Wang Pei
School of Mathematics and Statistics, Institute of Applied Mathematics, Laboratory of Data Analysis Technology, Henan University, Kaifeng, 475004 China.
J Syst Sci Complex. 2021 Jan 12:1-17. doi: 10.1007/s11424-021-0001-2.
Biological systems can be modeled and described by biological networks. Biological networks are typical complex networks with widely real-world applications. Many problems arising in biological systems can be boiled down to the identification of important nodes. For example, biomedical researchers frequently need to identify important genes that potentially leaded to disease phenotypes in animal and explore crucial genes that were responsible for stress responsiveness in plants. To facilitate the identification of important nodes in biological systems, one needs to know network structures or behavioral data of nodes (such as gene expression data). If network topology was known, various centrality measures can be developed to solve the problem; while if only behavioral data of nodes were given, some sophisticated statistical methods can be employed. This paper reviewed some of the recent works on statistical identification of important nodes in biological systems from three aspects, that is, 1) in general complex networks based on complex networks theory and epidemic dynamic models; 2) in biological networks based on network motifs; and 3) in plants based on RNA-seq data.

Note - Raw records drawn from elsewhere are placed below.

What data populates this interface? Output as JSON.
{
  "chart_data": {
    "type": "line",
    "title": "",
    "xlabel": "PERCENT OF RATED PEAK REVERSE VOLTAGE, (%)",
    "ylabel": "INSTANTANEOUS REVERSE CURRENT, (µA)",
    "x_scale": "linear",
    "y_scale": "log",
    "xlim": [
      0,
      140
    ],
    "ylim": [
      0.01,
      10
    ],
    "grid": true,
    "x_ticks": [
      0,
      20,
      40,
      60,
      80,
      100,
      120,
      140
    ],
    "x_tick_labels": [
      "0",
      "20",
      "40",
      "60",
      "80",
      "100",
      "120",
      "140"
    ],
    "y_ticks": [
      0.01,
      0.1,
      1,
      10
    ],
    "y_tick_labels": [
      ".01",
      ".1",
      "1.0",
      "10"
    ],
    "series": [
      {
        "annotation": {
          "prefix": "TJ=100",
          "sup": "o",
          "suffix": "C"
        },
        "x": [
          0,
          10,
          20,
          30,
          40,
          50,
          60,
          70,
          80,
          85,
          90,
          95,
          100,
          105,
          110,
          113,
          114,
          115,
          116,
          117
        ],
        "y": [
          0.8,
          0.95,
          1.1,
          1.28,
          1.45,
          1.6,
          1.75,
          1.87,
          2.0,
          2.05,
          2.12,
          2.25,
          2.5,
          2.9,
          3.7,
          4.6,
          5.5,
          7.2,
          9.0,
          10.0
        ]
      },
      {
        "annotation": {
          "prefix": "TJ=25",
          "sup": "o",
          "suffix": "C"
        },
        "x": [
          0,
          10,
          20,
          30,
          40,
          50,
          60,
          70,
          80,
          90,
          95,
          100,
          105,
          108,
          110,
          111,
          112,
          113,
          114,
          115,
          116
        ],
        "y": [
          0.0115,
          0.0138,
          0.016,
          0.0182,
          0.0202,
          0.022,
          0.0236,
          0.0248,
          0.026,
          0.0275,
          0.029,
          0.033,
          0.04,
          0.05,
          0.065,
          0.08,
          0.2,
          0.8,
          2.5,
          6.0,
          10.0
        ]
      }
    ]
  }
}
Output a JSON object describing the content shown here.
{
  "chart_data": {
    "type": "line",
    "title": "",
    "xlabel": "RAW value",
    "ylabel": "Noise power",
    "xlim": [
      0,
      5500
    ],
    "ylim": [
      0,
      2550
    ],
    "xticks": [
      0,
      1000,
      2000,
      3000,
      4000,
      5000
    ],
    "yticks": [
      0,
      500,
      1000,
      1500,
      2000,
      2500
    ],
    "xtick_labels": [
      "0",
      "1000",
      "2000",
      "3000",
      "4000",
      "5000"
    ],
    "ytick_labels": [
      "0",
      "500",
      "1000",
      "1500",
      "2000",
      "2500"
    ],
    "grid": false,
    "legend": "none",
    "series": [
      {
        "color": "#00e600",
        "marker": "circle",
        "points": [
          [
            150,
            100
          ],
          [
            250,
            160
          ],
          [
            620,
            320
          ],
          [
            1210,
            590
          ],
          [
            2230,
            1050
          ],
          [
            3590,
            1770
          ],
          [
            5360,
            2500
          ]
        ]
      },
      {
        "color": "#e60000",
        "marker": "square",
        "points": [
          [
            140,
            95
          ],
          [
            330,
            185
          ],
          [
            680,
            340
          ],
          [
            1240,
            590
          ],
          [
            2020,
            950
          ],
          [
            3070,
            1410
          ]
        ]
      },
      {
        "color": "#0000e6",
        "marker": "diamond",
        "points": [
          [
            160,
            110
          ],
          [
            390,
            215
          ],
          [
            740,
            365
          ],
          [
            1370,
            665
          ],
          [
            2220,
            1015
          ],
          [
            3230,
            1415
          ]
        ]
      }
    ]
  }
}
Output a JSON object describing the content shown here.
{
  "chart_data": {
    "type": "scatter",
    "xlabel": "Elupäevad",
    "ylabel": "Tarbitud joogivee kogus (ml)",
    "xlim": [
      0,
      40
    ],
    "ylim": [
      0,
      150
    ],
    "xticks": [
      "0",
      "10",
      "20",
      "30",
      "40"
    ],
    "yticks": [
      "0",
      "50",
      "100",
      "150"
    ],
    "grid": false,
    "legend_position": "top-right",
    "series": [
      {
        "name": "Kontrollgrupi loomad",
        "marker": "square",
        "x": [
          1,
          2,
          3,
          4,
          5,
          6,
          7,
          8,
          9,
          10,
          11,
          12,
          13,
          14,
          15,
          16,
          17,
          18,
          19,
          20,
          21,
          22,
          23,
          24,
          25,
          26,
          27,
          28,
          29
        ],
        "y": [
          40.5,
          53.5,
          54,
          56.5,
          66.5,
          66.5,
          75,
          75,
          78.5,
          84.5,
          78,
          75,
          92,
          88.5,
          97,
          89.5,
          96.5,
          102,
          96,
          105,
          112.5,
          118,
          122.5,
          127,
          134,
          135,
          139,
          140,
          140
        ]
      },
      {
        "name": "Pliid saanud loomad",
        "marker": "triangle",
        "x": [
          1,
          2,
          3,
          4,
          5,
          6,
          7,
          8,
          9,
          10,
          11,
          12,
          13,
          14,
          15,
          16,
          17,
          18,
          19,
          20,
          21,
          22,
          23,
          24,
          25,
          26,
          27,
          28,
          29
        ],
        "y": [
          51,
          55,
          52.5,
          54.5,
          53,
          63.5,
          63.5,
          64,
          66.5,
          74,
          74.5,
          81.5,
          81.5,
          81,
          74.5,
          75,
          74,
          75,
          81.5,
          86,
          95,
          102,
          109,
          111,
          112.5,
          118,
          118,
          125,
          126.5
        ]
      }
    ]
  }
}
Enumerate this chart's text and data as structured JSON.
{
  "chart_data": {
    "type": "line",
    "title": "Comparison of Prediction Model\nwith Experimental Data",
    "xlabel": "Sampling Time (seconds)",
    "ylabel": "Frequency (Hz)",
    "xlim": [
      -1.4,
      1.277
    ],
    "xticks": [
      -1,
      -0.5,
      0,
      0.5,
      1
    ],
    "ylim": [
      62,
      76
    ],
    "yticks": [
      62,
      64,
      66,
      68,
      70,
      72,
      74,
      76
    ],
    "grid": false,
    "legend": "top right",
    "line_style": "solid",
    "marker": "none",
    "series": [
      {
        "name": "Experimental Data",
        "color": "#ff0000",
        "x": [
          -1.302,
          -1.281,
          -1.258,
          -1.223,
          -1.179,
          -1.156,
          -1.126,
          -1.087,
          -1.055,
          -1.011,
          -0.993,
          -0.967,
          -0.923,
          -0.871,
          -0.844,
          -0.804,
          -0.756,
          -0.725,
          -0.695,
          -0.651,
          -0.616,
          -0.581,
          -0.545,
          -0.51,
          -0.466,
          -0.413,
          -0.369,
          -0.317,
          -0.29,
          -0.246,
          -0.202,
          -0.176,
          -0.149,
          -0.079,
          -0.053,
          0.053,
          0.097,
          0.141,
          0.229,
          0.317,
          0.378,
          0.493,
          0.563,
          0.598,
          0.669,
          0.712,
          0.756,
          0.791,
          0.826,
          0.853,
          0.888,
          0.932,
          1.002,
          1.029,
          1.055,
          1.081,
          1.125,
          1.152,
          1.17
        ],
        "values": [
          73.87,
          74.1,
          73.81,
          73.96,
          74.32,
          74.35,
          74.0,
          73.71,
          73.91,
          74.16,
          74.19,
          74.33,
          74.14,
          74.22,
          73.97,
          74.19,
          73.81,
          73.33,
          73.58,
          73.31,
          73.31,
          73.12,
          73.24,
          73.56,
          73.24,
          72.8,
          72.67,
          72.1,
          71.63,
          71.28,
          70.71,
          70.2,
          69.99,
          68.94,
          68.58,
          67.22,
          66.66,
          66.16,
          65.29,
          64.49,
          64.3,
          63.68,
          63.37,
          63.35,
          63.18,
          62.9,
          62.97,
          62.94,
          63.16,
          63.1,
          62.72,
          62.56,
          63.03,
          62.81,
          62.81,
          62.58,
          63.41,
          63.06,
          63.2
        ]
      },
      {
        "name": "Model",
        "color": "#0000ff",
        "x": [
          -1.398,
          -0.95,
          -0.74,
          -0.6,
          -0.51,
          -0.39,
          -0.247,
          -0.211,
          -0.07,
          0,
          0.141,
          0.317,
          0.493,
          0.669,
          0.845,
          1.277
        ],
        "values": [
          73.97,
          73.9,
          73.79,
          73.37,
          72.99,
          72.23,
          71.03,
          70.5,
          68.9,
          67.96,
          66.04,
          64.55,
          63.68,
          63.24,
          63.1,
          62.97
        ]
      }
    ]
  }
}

The identification of important nodes in a complex system can be seen as a mapping from the system to the ranking score vector of nodes, such mapping is not necessarily with explicit form. The three aspects reflected three typical approaches on ranking nodes in biological systems and can be integrated into one general framework. This paper also proposed some challenges and future works on the related topics. The associated investigations have potential real-world applications in the control of biological systems, network medicine and new variety cultivation of crops.
生物系统可以用生物网络进行建模和描述。生物网络是具有广泛实际应用的典型复杂网络。生物系统中出现的许多问题都可以归结为重要节点的识别。例如,生物医学研究人员经常需要识别可能导致动物疾病表型的重要基因,并探索植物中负责应激反应的关键基因。为了便于识别生物系统中的重要节点,人们需要了解网络结构或节点的行为数据(如基因表达数据)。如果已知网络拓扑结构,可以开发各种中心性度量来解决该问题;而如果只给出节点的行为数据,则可以采用一些复杂的统计方法。本文从三个方面综述了生物系统中重要节点统计识别的一些近期工作,即:1)基于复杂网络理论和流行病动力学模型的一般复杂网络;2)基于网络基序的生物网络;3)基于RNA测序数据的植物。复杂系统中重要节点的识别可以看作是从系统到节点排名得分向量的映射,这种映射不一定具有显式形式。这三个方面反映了生物系统中节点排名的三种典型方法,并且可以整合到一个通用框架中。本文还提出了相关主题的一些挑战和未来工作。相关研究在生物系统控制、网络医学和作物新品种培育方面具有潜在的实际应用。